Compares CSV files, applying some rules.

Uses the Microsoft CSV parser to read in, line by line, two CSV files, and compare the parsed date. It stops at the first difference, and reports the location.

A command line argument allows you to specify a number of lines to ignore before comparing, and this defaults to 1, so a difference in the CSV header line will not be considered relevant.

A command line flag allows you to enable whitespace trimming. The Microsoft parser handles quotes automatically. It also handles ANSI, UTF8, and Unicode with zero effort on my part, so you can compare an ANSI file against a non-ANSI with ease.

The only allowed delimiter is comma, though it would be trivial to change this, or even make it a command line argument.

The intent of this program is to do quick comparisons of the output from R programs against the output of queries saved from SQL Server Management Studio. It's normal to output several million lines of CSV from an R script, and I found code comparison programs too slow, and simple file comparison useless due to subtle whitespace or quotation differences in the files that didn't result in genuinely different data

To assist easy comparison with R output, it treats an empty string as equivalent to the text 'NULL'.

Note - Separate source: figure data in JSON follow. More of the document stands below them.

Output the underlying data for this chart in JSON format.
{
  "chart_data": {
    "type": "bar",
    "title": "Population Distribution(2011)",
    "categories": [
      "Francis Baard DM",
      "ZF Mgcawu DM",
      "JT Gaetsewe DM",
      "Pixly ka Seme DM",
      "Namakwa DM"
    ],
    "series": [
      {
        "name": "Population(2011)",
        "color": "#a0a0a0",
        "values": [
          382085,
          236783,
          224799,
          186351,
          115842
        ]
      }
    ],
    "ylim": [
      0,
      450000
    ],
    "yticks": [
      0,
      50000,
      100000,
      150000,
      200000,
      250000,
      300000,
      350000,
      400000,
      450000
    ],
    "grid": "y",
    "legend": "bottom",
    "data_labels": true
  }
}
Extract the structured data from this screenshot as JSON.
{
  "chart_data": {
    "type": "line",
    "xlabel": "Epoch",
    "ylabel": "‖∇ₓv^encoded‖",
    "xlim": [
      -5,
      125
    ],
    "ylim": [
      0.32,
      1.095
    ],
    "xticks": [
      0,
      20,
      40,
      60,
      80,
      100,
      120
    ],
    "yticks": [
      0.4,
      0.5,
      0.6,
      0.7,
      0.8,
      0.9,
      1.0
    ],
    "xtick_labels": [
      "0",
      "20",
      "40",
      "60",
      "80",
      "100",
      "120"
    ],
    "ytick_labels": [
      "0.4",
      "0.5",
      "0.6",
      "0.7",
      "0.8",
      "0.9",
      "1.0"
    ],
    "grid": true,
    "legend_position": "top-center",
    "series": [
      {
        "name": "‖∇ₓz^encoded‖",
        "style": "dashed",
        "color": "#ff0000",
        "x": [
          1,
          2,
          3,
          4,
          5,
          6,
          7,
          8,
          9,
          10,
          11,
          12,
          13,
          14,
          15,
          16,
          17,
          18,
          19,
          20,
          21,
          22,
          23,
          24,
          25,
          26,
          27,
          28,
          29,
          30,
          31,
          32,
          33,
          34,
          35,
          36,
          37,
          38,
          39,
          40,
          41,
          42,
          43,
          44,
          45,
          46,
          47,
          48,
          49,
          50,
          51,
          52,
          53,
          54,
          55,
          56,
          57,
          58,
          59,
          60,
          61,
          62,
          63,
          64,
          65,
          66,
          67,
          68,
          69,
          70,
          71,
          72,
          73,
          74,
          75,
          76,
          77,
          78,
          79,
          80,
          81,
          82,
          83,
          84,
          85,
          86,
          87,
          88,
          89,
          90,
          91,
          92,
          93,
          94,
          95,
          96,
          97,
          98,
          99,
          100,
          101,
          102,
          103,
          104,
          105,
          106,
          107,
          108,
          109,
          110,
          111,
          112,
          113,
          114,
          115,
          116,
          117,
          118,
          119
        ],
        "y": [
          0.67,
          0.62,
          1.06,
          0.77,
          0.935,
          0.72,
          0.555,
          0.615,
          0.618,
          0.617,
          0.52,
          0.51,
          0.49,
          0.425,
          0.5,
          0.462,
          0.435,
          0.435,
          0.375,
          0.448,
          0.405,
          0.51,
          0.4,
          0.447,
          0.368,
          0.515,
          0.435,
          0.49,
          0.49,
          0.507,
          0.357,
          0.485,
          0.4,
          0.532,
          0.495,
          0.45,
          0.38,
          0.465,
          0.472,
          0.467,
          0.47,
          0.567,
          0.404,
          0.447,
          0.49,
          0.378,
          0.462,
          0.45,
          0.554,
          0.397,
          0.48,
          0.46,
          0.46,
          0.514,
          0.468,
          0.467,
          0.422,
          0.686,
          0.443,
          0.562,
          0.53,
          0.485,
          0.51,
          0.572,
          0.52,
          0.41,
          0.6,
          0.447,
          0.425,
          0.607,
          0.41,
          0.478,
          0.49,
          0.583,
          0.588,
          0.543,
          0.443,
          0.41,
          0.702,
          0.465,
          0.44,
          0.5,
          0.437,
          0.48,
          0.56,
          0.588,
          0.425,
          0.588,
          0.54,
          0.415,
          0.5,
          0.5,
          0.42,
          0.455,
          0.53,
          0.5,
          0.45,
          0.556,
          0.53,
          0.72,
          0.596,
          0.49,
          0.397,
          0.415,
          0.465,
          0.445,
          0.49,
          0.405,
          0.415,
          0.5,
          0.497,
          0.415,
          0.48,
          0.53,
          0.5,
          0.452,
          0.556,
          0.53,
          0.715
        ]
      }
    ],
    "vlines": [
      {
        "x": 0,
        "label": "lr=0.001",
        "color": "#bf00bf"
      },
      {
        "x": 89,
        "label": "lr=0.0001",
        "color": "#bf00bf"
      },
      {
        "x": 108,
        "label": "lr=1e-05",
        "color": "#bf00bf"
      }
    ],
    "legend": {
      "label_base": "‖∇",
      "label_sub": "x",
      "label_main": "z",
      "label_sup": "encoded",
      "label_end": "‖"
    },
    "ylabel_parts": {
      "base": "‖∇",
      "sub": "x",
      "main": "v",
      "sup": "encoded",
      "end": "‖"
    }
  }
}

R doesn't output the word 'NULL', but SQL does; this extra functionality saves you the bother of adding R code to convert all the empty strings into 'NULL' explicitly before saving out the CSV, and the handling of quotes means you don't have to turn off quoting in R, which obviously has associated problems when the quotes are necessary.

CsvCompare usage: CsvCompare [-s <skip-line-count>] [-t] [-?|-h|--help] <left-file-name> <right-file-name>
    -s <line-count>   :  Skip the specified number of initial lines before comparison (defaults to 1)
    -t                :  trim whitespace
    -? | -h | --help  :  show this help

You must specify two file names. This uses my Linuxish command line parser, and so you can write \ followed by a space, to escape spaces when paths with spaces in, and despite this, backslashes will still work as directory separators without escaping each one. Magical! Alternatively, you can use forward slashes in paths, Linux style, and they'll be converted to backslashes. You can also quote paths normally, Microsoft style.